During image editing, existing deep generative models tend to re-synthesize the entire output from scratch, including the unedited regions. This leads to a significant waste of computation, especially for minor editing operations. In this work, we present Spatially Sparse Inference (SSI), a general-purpose technique that selectively performs computation for edited regions and accelerates various generative models, including both conditional GANs and diffusion models. Our key observation is that users prone to gradually edit the input image. This motivates us to cache and reuse the feature maps of the original image. Given an edited image, we sparsely apply the convolutional filters to the edited regions while reusing the cached features for the unedited areas. Based on our algorithm, we further propose Sparse Incremental Generative Engine (SIGE) to convert the computation reduction to latency reduction on off-the-shelf hardware. With about 1%-area edits, SIGE accelerates DDPM by 3.0× on NVIDIA RTX 3090 and 4.6× on Apple M1 Pro GPU, Stable Diffusion by 7.2× on 3090, and GauGAN by 5.6× on 3090 and 5.2× on M1 Pro GPU. layers and apply it to Stable Diffusion. Additionally, we offer support for Apple M1 Pro GPU and include more results to substantiate the efficacy of our method.

查看原文本刊更多论文

条件GANs和扩散模型的有效空间稀疏推理

在图像编辑过程中，现有的深度生成模型倾向于从头开始重新合成整个输出，包括未编辑的区域。这导致了计算的巨大浪费，尤其是对于较小的编辑操作。在这项工作中，我们提出了空间稀疏推理（SSI），这是一种通用技术，可以选择性地对编辑区域执行计算，并加速各种生成模型，包括条件GANs和扩散模型。我们的主要观察结果是，用户倾向于逐渐编辑输入图像。这促使我们缓存和重用原始图像的特征图。给定一个编辑过的图像，我们稀疏地将卷积滤波器应用于编辑过的区域，同时为未编辑的区域重用缓存的特征。基于我们的算法，我们进一步提出了稀疏增量生成引擎（SIGE），以将现有硬件上的计算减少转换为延迟减少。通过约1%的面积编辑，SIGE在NVIDIA RTX 3090和Apple M1 Pro GPU上分别将DDPM加速3.0倍和4.6倍，在3090和GauGAN上分别将Stable Diffusion加速7.2倍和5.2倍。层并将其应用于稳定扩散。此外，我们提供对Apple M1 Pro GPU的支持，并提供更多结果来证实我们方法的有效性。

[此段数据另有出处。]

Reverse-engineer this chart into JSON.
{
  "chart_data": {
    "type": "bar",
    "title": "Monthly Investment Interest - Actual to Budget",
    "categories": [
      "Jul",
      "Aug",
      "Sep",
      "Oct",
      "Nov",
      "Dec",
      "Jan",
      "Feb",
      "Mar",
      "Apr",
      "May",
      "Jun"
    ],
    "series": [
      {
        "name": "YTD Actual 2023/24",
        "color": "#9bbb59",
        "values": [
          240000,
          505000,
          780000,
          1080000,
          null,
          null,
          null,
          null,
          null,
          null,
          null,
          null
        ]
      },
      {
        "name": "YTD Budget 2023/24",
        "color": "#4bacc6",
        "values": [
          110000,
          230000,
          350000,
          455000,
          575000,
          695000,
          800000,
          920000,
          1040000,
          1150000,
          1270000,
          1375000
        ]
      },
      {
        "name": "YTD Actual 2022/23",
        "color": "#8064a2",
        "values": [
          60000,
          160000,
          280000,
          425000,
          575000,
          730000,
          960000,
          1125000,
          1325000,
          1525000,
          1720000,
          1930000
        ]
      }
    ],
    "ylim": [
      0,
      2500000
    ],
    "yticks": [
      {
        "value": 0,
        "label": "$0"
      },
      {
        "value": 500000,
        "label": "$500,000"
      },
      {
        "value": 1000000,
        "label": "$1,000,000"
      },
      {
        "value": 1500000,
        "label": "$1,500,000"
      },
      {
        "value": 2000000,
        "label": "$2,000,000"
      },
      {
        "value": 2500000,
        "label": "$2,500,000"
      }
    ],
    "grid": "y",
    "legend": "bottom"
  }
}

本文章由计算机程序翻译，如有差异，请以英文原文为准。

求助全文

约1分钟内获得全文求助全文

来源期刊

IEEE Transactions on Pattern Analysis and Machine Intelligence 工程技术-工程：电子与电气

CiteScore

28.40

自引率

3.00%

发文量

885

审稿时长

8.5 months

期刊介绍： The IEEE Transactions on Pattern Analysis and Machine Intelligence publishes articles on all traditional areas of computer vision and image understanding, all traditional areas of pattern analysis and recognition, and selected areas of machine intelligence, with a particular emphasis on machine learning for pattern analysis. Areas such as techniques for visual search, document and handwriting analysis, medical image analysis, video and image sequence analysis, content-based retrieval of image and video, face and gesture recognition and relevant specialized hardware and/or software architectures are also covered.